In the absence of standardized treatment options for APD, a valid concern is whether there is a need for increased APD referrals in the first place, given the same treatment options may be provided based on routine audiometry and patient self-report of hearing difficulties. However, in current clinical practice, APD assessment is much more in depth, taking up to 60–120 min, as opposed to a standard audiological visit, which takes 15–30 min. In addition to the validation of hearing concerns, management of APD typically includes extensive counseling measures to ensure the patient understands the condition they have and to instill realistic expectations. The patient can be informed that their neural processing may be disrupted, which can cause challenges in complex listening environments.

Most treatment options for APD focus on improving the signal-to-noise ratio to support successful communication. This may include counseling on effective communication strategies such as facing the individual who is speaking, positioning themselves near the speaker, moving to quieter spaces for communication or the use of remote microphone technology to improve the signal-to-noise ratio in challenging communication environments. In addition, supplementing the auditory signal with text (e.g., speech to text in live conversation, media captioning, phone captioning, etc.) may be recommended.

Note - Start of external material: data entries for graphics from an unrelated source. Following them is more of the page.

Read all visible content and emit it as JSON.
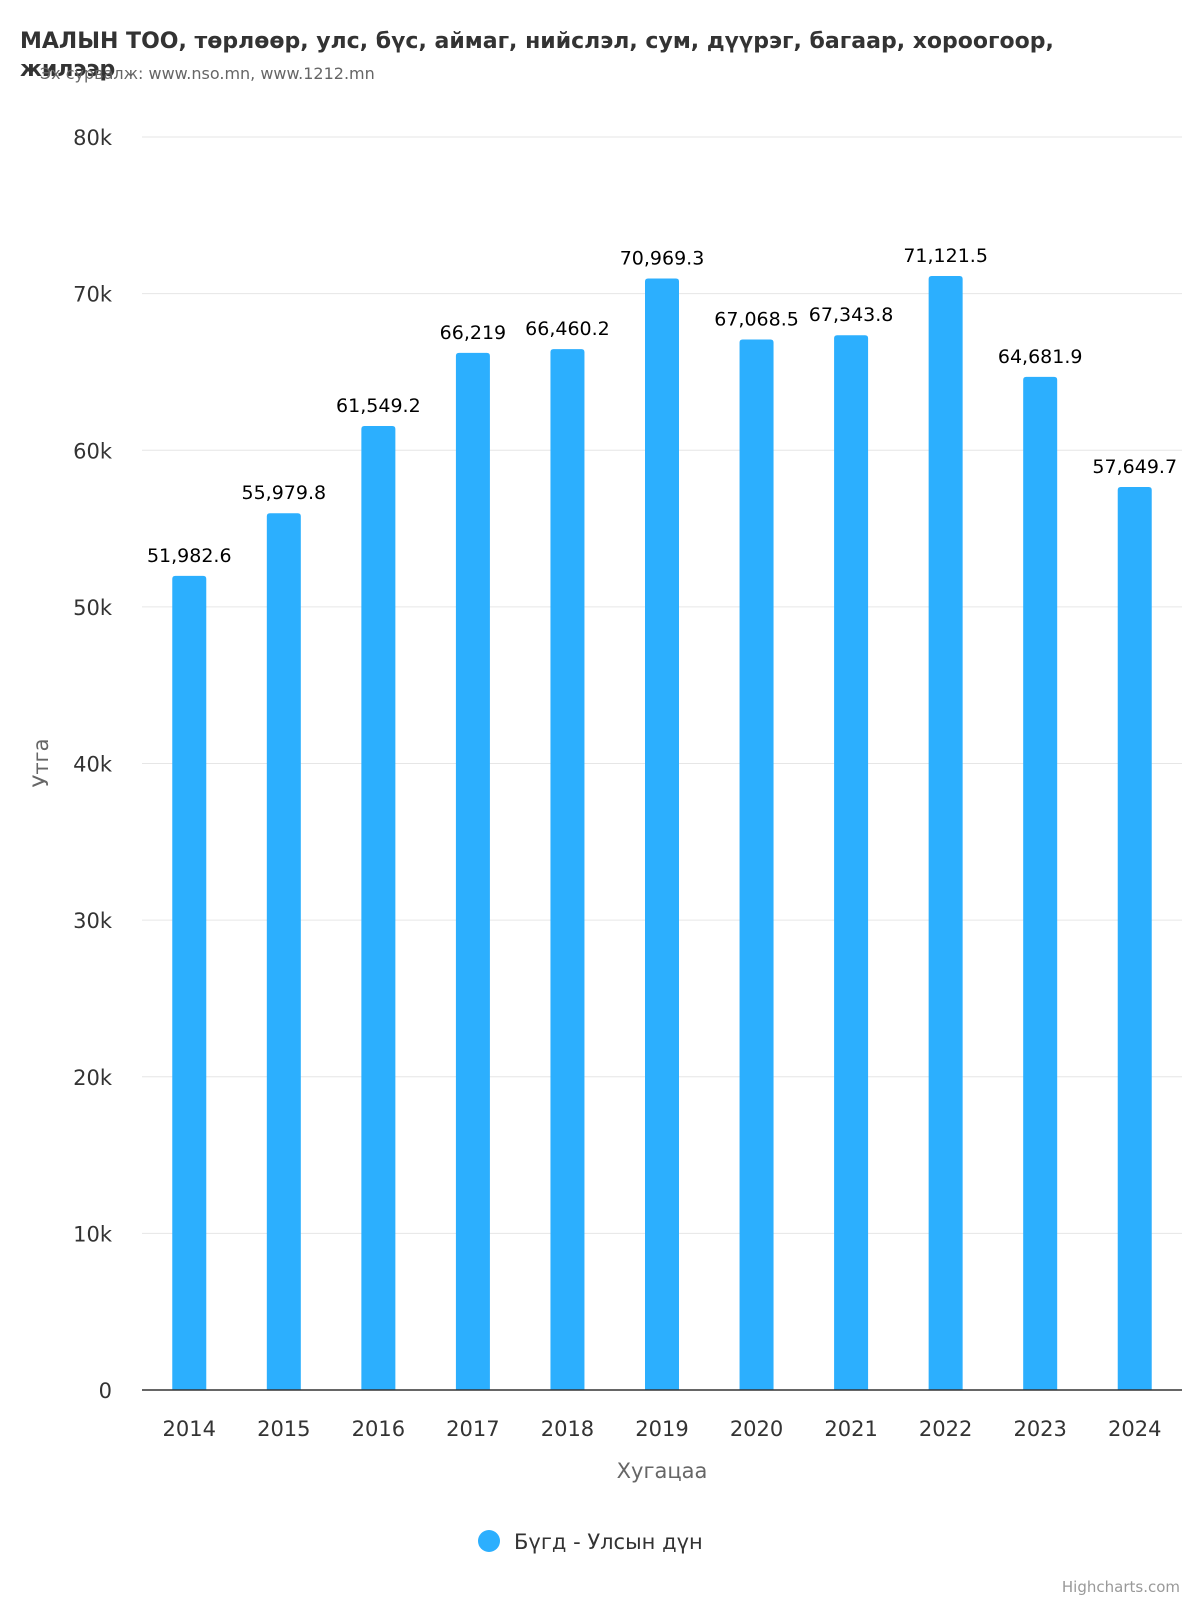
{
  "chart_data": {
    "type": "bar",
    "title": "МАЛЫН ТОО, төрлөөр, улс, бүс, аймаг, нийслэл, сум, дүүрэг, багаар, хороогоор, жилээр",
    "subtitle": "Эх сурвалж: www.nso.mn, www.1212.mn",
    "xlabel": "Хугацаа",
    "ylabel": "Утга",
    "categories": [
      "2014",
      "2015",
      "2016",
      "2017",
      "2018",
      "2019",
      "2020",
      "2021",
      "2022",
      "2023",
      "2024"
    ],
    "series": [
      {
        "name": "Бүгд - Улсын дүн",
        "color": "#2caffe",
        "values": [
          51982.6,
          55979.8,
          61549.2,
          66219,
          66460.2,
          70969.3,
          67068.5,
          67343.8,
          71121.5,
          64681.9,
          57649.7
        ],
        "labels": [
          "51,982.6",
          "55,979.8",
          "61,549.2",
          "66,219",
          "66,460.2",
          "70,969.3",
          "67,068.5",
          "67,343.8",
          "71,121.5",
          "64,681.9",
          "57,649.7"
        ]
      }
    ],
    "ylim": [
      0,
      80000
    ],
    "yticks": [
      0,
      10000,
      20000,
      30000,
      40000,
      50000,
      60000,
      70000,
      80000
    ],
    "ytick_labels": [
      "0",
      "10k",
      "20k",
      "30k",
      "40k",
      "50k",
      "60k",
      "70k",
      "80k"
    ],
    "grid": true,
    "legend_position": "bottom-center",
    "credits": "Highcharts.com"
  }
}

Other management options include low-gain hearing amplification, The proliferation of over the counter (OTC) hearing aids including self-fitted amplification methods may prove to be valuable as an alternate pathway to obtain low-gain amplification in this patient population62,63 though further research is needed to determine the viability of OTC hearing aids as an effective treatment option for APD. Finally, management can include aural rehabilitation, such as training in challenging listening environments, including practice with environmental manipulations and technology solutions. Patients also can complete listening exercises aimed to promote confidence in challenging listening situations. Patients may get further referrals for neuropsychiatric evaluation or neurology consults as necessary. Finally, they may receive educational, or employment accommodations as needed based on these results. A recommendation for accommodations would need to be based on metrics indicating difficulty in specific domains as opposed to self-report alone. These approaches have the ability to significantly improve quality of life1,35,36,37. Additionally, as the next generation of objective diagnostic tests become available for APD assessment64, the use of a screener for APD referrals will become more valuable.

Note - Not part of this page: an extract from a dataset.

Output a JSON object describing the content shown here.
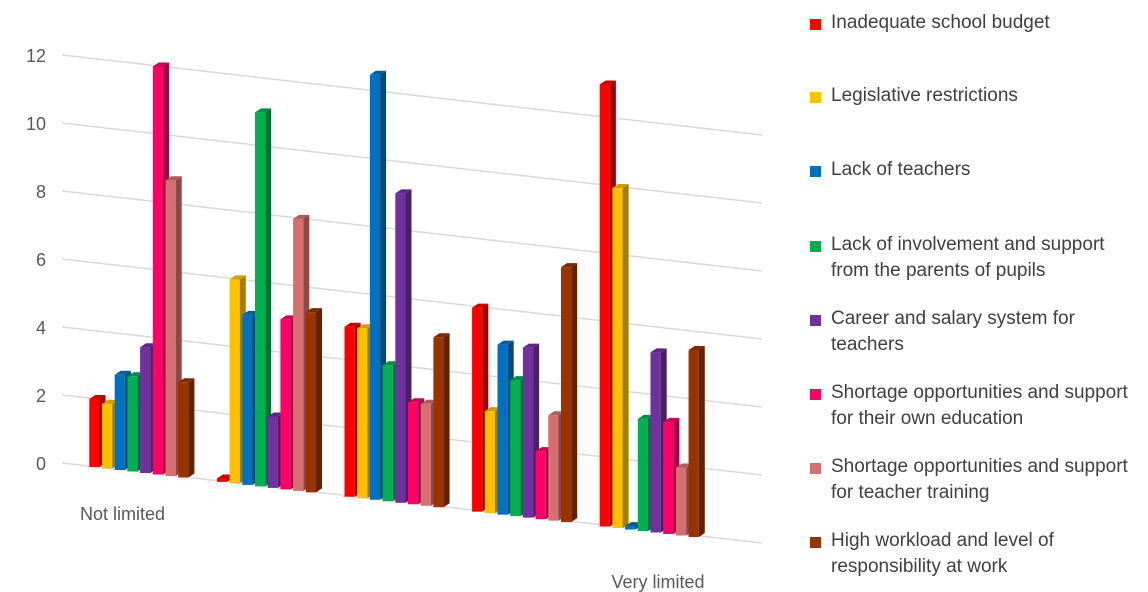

Finally, while sensitivity and specificity can be calculated with the study sample along with 95% confidence intervals, PPV, NPV, and accuracy assume disease prevalence based on our limited sample size. This is another caveat that needs to be considered when interpreting these results.

Summary and conclusions

A large proportion of patients seeking help for hearing difficulties have normal audiometric thresholds. Currently, the most viable clinical option for further management is assessment for APD, but there are no published guidelines for screening techniques that would lead to appropriate APD test referral. In the current study, we analyzed test results from the APD assessments at UPMC to propose screening tools to inform future APD referrals. Based on our results, WIN, QuickSIN, or RDDT may be useful screener tools to motivate a referral for comprehensive APD testing. The exact screener test can be individualized based on tolerances for specificities and accuracies, as well as constraints related to time and equipment.